In mezzo alla folla erano tanti artisti, fra i quali il Caravaggio, che pare abbia preso appunti per un suo quadro, Guido Reni e Orazio Gentileschi con la figlia Artemisia, che divenne una pittrice di fama internazionale.

Nella giornata di fine estate, ancora molto calda e afosa, furono diverse le persone colpite da un’insolazione che ne causò la morte, mentre altre furono ferite o uccise nella calca; qualcuno, scivolando nel Tevere, finì annegato.

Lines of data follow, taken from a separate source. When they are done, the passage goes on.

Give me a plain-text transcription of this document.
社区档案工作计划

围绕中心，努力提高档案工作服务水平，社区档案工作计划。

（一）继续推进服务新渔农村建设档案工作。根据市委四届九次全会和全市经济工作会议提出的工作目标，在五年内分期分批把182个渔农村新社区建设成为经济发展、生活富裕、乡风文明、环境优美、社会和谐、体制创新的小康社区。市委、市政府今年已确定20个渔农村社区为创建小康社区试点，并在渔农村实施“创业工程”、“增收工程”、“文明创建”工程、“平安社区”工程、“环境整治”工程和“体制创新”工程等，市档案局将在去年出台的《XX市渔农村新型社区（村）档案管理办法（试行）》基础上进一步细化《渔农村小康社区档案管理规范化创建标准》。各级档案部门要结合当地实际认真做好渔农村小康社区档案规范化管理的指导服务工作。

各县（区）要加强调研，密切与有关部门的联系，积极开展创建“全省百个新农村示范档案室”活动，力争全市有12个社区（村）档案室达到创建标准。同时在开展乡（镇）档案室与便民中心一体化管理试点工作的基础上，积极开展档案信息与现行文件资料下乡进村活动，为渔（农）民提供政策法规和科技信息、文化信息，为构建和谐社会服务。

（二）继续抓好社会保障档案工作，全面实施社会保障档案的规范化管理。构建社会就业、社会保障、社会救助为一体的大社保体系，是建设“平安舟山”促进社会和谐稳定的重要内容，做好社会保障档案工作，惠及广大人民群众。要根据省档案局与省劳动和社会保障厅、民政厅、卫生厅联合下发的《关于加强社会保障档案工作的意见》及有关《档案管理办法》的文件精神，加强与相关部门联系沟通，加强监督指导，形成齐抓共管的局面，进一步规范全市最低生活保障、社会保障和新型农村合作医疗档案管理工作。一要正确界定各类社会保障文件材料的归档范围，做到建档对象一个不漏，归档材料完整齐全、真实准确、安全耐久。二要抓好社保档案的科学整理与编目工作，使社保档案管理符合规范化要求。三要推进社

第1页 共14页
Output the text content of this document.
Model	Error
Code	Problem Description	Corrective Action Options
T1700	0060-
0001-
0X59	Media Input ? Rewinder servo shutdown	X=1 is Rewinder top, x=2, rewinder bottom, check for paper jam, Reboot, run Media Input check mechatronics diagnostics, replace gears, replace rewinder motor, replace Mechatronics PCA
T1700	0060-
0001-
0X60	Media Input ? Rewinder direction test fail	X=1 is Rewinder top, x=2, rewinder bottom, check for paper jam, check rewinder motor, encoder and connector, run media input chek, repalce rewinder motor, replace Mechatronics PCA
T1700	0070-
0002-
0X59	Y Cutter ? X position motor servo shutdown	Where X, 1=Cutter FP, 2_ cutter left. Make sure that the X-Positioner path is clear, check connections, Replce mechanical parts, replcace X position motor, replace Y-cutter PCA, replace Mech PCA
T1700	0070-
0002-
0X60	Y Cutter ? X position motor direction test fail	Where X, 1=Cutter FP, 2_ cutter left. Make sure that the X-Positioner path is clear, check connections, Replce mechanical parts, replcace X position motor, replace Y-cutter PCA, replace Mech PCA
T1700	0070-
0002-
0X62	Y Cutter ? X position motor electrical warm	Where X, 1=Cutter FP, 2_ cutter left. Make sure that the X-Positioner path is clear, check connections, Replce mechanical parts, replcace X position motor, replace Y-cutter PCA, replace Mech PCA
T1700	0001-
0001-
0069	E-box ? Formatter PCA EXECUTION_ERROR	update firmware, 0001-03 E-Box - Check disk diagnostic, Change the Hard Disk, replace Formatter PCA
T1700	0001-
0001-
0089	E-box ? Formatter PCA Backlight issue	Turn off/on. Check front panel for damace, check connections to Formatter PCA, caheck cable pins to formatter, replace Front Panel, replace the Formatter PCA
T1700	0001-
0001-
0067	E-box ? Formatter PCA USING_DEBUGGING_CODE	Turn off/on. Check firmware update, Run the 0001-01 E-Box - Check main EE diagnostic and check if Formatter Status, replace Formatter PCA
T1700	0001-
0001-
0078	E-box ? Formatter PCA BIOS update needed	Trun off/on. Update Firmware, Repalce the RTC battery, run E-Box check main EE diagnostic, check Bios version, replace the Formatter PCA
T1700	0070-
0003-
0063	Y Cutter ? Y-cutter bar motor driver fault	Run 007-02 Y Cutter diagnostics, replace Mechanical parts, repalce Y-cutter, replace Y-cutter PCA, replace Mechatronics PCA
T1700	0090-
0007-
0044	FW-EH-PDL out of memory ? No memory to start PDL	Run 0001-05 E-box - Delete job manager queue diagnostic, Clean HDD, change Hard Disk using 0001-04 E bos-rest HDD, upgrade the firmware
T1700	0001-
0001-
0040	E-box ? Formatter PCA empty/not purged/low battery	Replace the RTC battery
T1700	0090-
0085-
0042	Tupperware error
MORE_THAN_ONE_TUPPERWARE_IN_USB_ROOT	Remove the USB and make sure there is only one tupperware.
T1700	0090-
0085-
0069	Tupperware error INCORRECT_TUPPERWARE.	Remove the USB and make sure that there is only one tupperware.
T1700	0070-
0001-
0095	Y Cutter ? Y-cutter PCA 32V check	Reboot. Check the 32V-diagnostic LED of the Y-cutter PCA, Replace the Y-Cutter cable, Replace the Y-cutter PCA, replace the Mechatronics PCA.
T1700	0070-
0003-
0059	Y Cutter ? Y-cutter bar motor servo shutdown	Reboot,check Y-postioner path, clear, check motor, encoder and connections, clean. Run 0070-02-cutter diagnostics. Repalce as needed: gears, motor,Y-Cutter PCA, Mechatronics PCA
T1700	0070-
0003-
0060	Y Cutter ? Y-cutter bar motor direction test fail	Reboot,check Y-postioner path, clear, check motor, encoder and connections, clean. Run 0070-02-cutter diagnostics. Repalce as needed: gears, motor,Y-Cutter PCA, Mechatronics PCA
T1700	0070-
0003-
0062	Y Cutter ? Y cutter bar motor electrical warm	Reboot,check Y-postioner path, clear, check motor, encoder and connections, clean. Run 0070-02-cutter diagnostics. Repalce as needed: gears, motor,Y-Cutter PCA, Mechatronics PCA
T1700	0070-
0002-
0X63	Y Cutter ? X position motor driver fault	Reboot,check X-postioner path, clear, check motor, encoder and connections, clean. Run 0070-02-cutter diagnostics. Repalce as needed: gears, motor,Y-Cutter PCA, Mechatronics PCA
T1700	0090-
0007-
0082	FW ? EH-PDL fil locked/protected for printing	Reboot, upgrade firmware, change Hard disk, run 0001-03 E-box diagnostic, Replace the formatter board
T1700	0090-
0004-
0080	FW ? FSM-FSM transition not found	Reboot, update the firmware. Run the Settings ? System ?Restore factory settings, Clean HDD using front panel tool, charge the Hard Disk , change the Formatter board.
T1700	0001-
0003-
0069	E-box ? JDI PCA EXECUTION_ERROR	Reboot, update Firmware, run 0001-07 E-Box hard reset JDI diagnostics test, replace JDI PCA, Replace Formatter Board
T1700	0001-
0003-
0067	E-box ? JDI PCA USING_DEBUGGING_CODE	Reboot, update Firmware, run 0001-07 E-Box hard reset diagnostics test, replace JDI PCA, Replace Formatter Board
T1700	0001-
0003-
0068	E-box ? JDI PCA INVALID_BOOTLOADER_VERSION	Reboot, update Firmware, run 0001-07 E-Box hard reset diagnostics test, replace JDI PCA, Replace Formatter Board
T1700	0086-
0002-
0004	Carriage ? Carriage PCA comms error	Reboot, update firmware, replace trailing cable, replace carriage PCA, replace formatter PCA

Il corpo di Beatrice fu sepolto in un loculo dell’altare maggiore della chiesa di San Pietro in Montorio, come da lei desiderato, nascosto sotto una lastra senza nome, come era prescritto dalla legge per coloro che erano giustiziati.

Tutti i beni della famiglia Cenci furono confiscati dalla Camera Apostolica e venduti all’asta; una cospicua parte divenne proprietà del nipote del Papa, Gian Francesco Aldobrandini. Le cause legali promosse dai parenti ebbero come risultato la restituzione parziale dei beni della famiglia Cenci.

Un fatto riprovevole accadde quando i Francesi, al comando del Generale Berthier, occuparono l’Urbe durante la Prima Repubblica Romana: i soldati si diedero a effettuare nefandezze, con razzie, distruzioni, appropriazioni indebite di beni altrui, e fra l’altro ci fu la profanazione di tombe per appropriarsi del prezioso piombo delle casse. Il pittore Vincenzo Camuccini, che stava lavorando al restauro del quadro La Trasfigurazione di Raffaello nella chiesa di San Pietro in Montorio, vide entrare un gruppetto di soldati che, insieme con un loro connazionale pittore, si diedero a rompere le lapidi delle tombe, poste a pavimento. Una di queste conteneva i resti di Beatrice e un soldato si appropriò del vassoio d’argento che custodiva la testa della defunta; quello, senza tanti complimenti, malgrado le proteste del Camuccini, la gettò in aria come se fosse una palla. Che lampante esempio di carità umana! Era l’anno 1799.

Con il trascorrere dei secoli, la figura di Beatrice ha acquisito l’alone dell’eroina che, per liberarsi dalla violenza in tutti i sensi cui era soggetta da parte di chi solamente per natura ne era il padre, uccise il genitore, tanto da attirare l’interesse di molti scrittori e artisti che la immortalarono nelle loro opere con le quali fu resa famosa in tutto il mondo.